Planning and Programs Director Katie Ranes Retires

Planning and Programs Director at ASU Katie Ranes is retiring on April 13, 2018. This is both a happy and sad time all at once. Katie will take with her a vast resource of knowledge and experience that many in the ASU community have relied on over the years, but she will leave with the knowledge and satisfaction of all that she accomplished throughout her years.

Katie has spent over 31 years at Arizona State University, all of that in either the UTO or its predecessors. In those years she has been an integral part of many major milestones, accomplishments, and overall victories for the university. Most recently, Katie has been tasked with managing several programs (Thunderbird, PeopleSoft, Learning Management System, Student Administration) and has played a vital role in the mentorship of many project managers and coordinators within our group. Katie directly supervised over 20 people currently working in UTO. Her work on the Thunderbird transition attests to the breadth of her knowledge of ASU systems including HR, Student Administration, LMS, networks and web applications. She has been closely connected with PeopleSoft since its initial implementation in 2006-07. “It was very satisfying to move ASU to a technology which allowed it to change and grow,” Katie said. “The previous system was an ASU developed system built in the 1980s and it would not have been able to adapt to the dynamic institution ASU has become.” Katie also managed several major version upgrades to both the Campus Solutions and HR systems.

Her past activities are a litany of the history of how computing has evolved along with ASU. Some of her contributions include establishing the EDI standard for Electronic Transcripts, managing the accreditation of ASU West as a separate entity and then later its incorporation back into the University in Many Places, use of the IEF as a code generator and eventual roll-out of the affiliate management system, visionary work in the Student Process Reengineering Project, the first myASU, implementation of Coeus as the enterprise Research Administration System and enterprise implementation of Blackboard.

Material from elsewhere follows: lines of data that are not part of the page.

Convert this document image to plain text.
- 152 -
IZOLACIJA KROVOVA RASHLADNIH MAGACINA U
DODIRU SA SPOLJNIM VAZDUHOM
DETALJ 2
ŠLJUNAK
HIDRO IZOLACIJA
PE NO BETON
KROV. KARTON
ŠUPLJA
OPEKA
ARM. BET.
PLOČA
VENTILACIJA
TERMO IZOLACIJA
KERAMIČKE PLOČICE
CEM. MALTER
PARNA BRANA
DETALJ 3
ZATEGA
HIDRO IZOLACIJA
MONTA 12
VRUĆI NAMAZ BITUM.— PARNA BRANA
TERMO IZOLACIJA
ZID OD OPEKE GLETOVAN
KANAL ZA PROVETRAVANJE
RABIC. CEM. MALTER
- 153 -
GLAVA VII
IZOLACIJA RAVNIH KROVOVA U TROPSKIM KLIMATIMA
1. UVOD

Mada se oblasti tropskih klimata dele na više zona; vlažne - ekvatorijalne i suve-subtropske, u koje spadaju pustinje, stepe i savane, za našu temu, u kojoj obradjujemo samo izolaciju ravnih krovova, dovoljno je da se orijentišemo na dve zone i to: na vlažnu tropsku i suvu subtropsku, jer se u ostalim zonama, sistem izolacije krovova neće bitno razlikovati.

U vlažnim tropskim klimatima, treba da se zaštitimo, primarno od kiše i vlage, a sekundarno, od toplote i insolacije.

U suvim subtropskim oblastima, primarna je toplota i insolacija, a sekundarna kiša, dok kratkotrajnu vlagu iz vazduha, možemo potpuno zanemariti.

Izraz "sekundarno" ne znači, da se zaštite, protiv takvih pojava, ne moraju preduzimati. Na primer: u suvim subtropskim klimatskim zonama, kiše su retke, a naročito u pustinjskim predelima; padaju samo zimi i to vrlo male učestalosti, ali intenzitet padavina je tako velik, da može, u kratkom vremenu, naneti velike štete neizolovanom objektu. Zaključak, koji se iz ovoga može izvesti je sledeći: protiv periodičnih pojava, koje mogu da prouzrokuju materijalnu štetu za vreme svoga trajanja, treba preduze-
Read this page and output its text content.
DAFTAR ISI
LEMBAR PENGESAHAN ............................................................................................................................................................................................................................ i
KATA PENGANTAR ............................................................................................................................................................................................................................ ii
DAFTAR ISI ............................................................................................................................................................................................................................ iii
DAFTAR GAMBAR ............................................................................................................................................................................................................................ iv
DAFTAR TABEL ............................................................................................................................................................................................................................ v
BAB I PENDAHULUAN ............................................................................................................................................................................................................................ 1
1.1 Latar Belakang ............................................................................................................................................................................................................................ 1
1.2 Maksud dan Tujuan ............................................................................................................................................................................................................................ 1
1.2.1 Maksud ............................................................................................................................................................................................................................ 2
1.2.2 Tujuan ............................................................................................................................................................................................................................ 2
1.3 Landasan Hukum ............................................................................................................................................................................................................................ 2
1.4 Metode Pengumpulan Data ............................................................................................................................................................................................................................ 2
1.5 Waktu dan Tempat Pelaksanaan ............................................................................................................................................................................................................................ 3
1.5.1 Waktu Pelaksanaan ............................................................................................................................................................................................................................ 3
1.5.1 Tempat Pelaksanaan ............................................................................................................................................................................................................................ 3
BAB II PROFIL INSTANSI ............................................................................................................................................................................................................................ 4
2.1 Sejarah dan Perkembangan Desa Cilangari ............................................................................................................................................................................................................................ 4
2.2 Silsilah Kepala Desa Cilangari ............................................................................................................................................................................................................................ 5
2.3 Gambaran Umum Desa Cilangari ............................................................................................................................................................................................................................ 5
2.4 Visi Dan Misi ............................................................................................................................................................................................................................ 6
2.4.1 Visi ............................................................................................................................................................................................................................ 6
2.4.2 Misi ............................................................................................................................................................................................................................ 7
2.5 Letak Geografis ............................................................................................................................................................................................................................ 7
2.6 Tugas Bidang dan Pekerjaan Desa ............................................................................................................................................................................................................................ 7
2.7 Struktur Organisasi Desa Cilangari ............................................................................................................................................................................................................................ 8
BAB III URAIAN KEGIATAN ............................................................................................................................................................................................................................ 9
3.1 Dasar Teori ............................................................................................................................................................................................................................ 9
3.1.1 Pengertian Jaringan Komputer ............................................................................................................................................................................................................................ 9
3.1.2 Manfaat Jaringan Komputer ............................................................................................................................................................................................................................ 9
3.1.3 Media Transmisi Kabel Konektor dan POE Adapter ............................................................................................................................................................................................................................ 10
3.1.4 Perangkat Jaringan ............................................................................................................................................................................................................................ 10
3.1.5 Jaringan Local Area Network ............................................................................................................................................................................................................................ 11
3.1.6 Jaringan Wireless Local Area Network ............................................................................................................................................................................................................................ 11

Katie has volunteered to advance the profession through leadership and service to CUMREC, Educause and HEUG, presenting multiple times at national conferences.  She has served as an Obama Scholar mentor and as mentor in the UTO Emerging Leaders program.

Katie got her start in the technology field at a time when programming was just part of a math degree. “At that time, there was not a separate major for computer science or languages, so I was exposed to programming as part of my degree program,” she said. As she worked with the new emerging technology, Katie said she was most surprised at the rapid growth of wireless networks and smartphone computing power. She looks forward to the growth of data science and captured interaction so student learning can be better understood and guided.

Katie will certainly be missed by many, but it is a joyous time for her. There will be festivities planned prior to her official departure, but before then, please thank her for the years of service and dedication and congratulating her for the same!

“I have had the opportunity to work on a variety of efforts with many talented and dedicated people,” she said. “This variety of work and the community of dedicated public servants have given me much satisfaction.”